Known dependency factor 1 – Rotamer • However, the rotamers that FoldX predict does not coincide with the diagrams. • Either FoldX is not optimal, or the homology modeling done in the paper is not accurate. • But given the close agreement on the predicted and experimental difference in the binding affinity, most probably they are (more) correct. • I am still checking on that.
Known dependency factor 2 – Water • The thing that is explicitly computed in the NAR paper are the solvation penalties (the circles, rectangles and triangles in the diagram). • They claim that the water mediated H-bonds are not that crucial. • We can see that FoldX does compute hydration to a certain extent. Yet the rotamer search may not be good enough.
Known dependency factor 3 – DNA flexibility • DNA are not a rigid rod.

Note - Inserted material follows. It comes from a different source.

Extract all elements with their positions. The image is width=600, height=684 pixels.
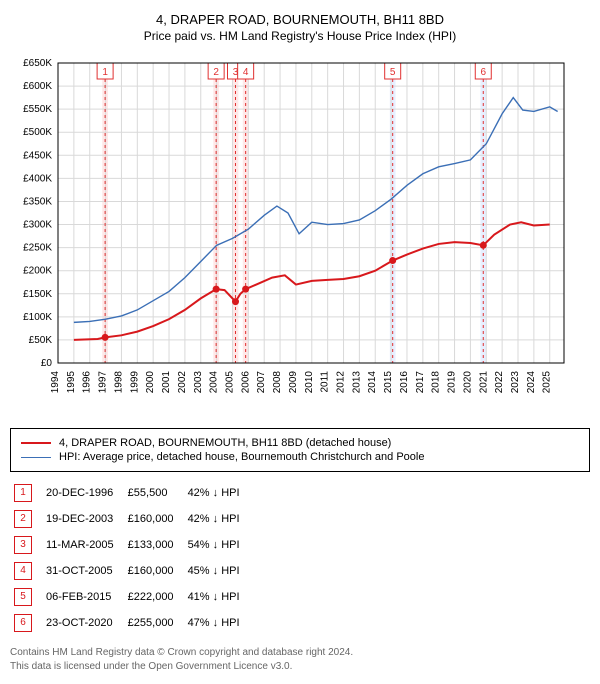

Known dependency factor 3 – DNA flexibility • G-C will have higher roll angle – making it less stable (weaker stacking energy) and easier to “open”. • There are several work showing that different dinucleotide steps have different bending and twisting energy.
Known dependency factor 3 – DNA flexibility • TATA binding protein actually binds TATA not because it generates the best binding energy • The bindings are mostly non-specific.
Conclusion • Up to now, the 3 factors are the known/most probable factors of DNA dependency. • The challenge would be to combine all these into one scoring function that is simple enough to run on large dataset.